Why pathlib Over os.path?
The old way uses string concatenation: os.path.join(base_dir, "data", "output.csv"). With pathlib.Path, paths are objects with methods: base_dir / "data" / "output.csv". This is more readable, cross-platform, and avoids common bugs.
Creating and Navigating Paths
from pathlib import Path
# Create paths
p = Path("/home/user/documents/report.pdf")
p = Path.home() / "documents" / "report.pdf"

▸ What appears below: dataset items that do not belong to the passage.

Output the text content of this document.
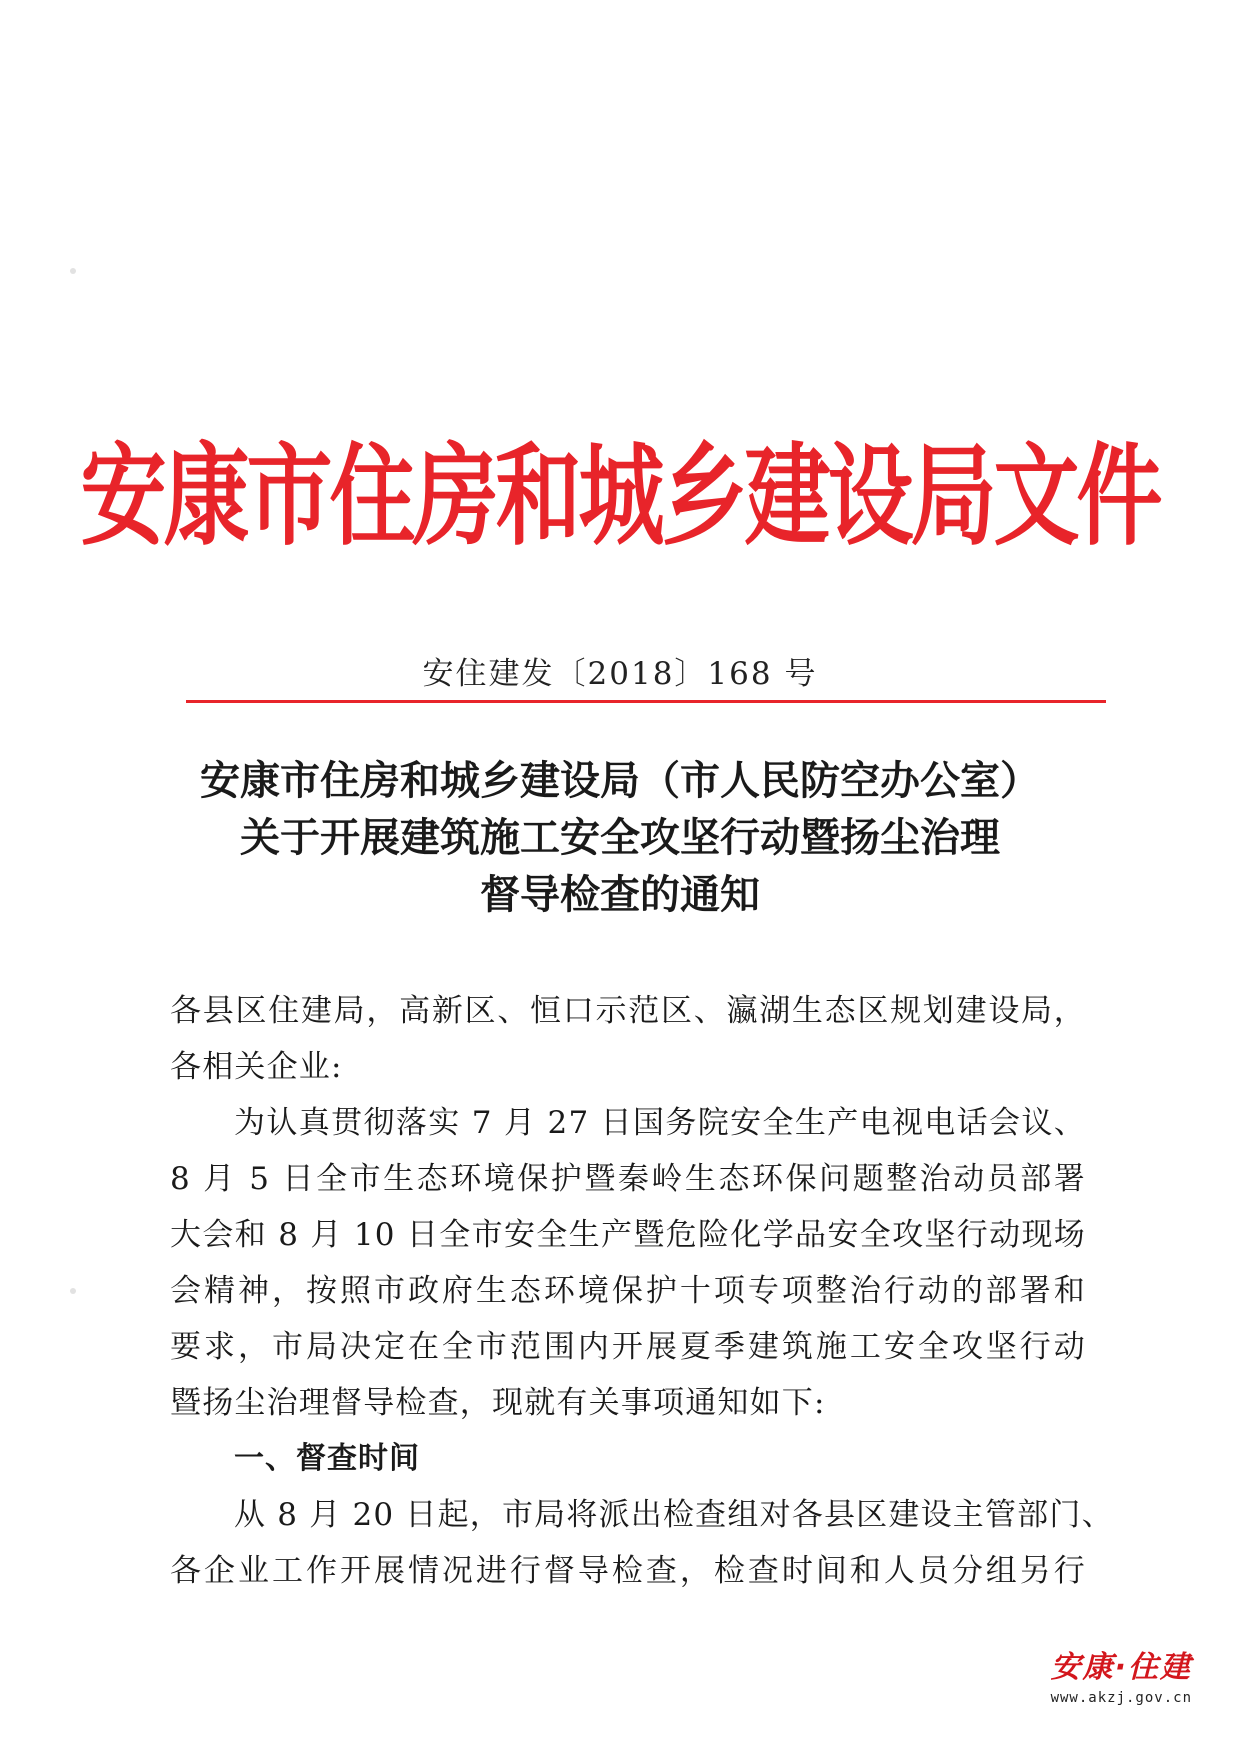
安康市住房和城乡建设局文件
安住建发〔2018〕168 号
安康市住房和城乡建设局（市人民防空办公室）
关于开展建筑施工安全攻坚行动暨扬尘治理
督导检查的通知
各县区住建局，高新区、恒口示范区、瀛湖生态区规划建设局，
各相关企业:
为认真贯彻落实 7 月 27 日国务院安全生产电视电话会议、
8 月 5 日全市生态环境保护暨秦岭生态环保问题整治动员部署
大会和 8 月 10 日全市安全生产暨危险化学品安全攻坚行动现场
会精神，按照市政府生态环境保护十项专项整治行动的部署和
要求，市局决定在全市范围内开展夏季建筑施工安全攻坚行动
暨扬尘治理督导检查，现就有关事项通知如下:
一、督查时间
从 8 月 20 日起，市局将派出检查组对各县区建设主管部门、
各企业工作开展情况进行督导检查，检查时间和人员分组另行
安康·住建
www.akzj.gov.cn
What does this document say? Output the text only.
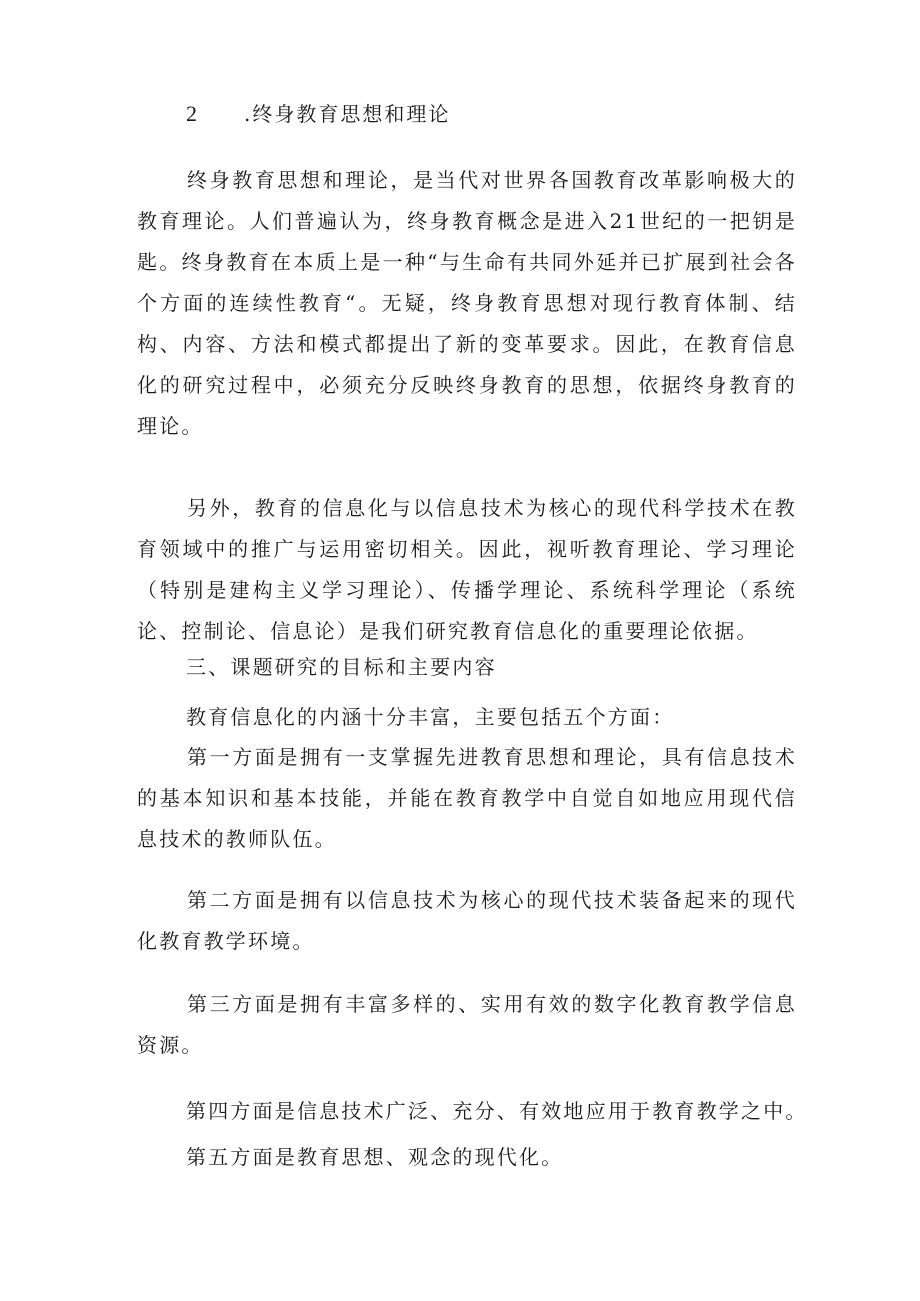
2 .终身教育思想和理论

终身教育思想和理论，是当代对世界各国教育改革影响极大的教育理论。人们普遍认为，终身教育概念是进入21世纪的一把钥是匙。终身教育在本质上是一种“与生命有共同外延并已扩展到社会各个方面的连续性教育“。无疑，终身教育思想对现行教育体制、结构、内容、方法和模式都提出了新的变革要求。因此，在教育信息化的研究过程中，必须充分反映终身教育的思想，依据终身教育的理论。

另外，教育的信息化与以信息技术为核心的现代科学技术在教育领域中的推广与运用密切相关。因此，视听教育理论、学习理论（特别是建构主义学习理论）、传播学理论、系统科学理论（系统论、控制论、信息论）是我们研究教育信息化的重要理论依据。

三、课题研究的目标和主要内容

教育信息化的内涵十分丰富，主要包括五个方面：

第一方面是拥有一支掌握先进教育思想和理论，具有信息技术的基本知识和基本技能，并能在教育教学中自觉自如地应用现代信息技术的教师队伍。

第二方面是拥有以信息技术为核心的现代技术装备起来的现代化教育教学环境。

第三方面是拥有丰富多样的、实用有效的数字化教育教学信息资源。

第四方面是信息技术广泛、充分、有效地应用于教育教学之中。

第五方面是教育思想、观念的现代化。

p = Path.cwd() / "src" / "main.py"
# Navigation
p.parent # /home/user/documents
p.name # report.pdf
p.stem # report
p.suffix # .pdf
p.parts # ('/', 'home', 'user', 'documents', 'report.pdf')
# Check existence
p.exists() # True/False
p.is_file() # True if it's a regular file
p.is_dir() # True if it's a directory
Reading and Writing Files
p = Path("data/config.json")
# Read
content = p.read_text(encoding="utf-8")
data = p.read_bytes()
# Write
p.write_text("Hello, World!", encoding="utf-8")
p.write_bytes(b" ")
# Create directories
Path("output/reports/2026").mkdir(parents=True, exist_ok=True)
# Copy, rename, unlink
import shutil
shutil.copy(src_path, dest_path)
p.rename(p.with_suffix(".bak"))
p.unlink() # delete file
Glob Patterns and Directory Traversal
src = Path("src")
# Find all Python files recursively
for py_file in src.rglob("*.py"):
print(py_file)
# List immediate contents
for item in Path(".").iterdir():
print(item.name, "dir" if item.is_dir() else "file")
# Non-recursive glob
for html in Path("blog").glob("*-guide.html"):
print(html.stem)
Frequently Asked Questions
Is pathlib available in all Python versions?
pathlib is in the standard library since Python 3.4. All currently supported Python versions (3.9+) include it. No installation required.
Can pathlib handle URLs?
No. pathlib.Path is for filesystem paths only. For URLs, use urllib.parse or the third-party yarl library.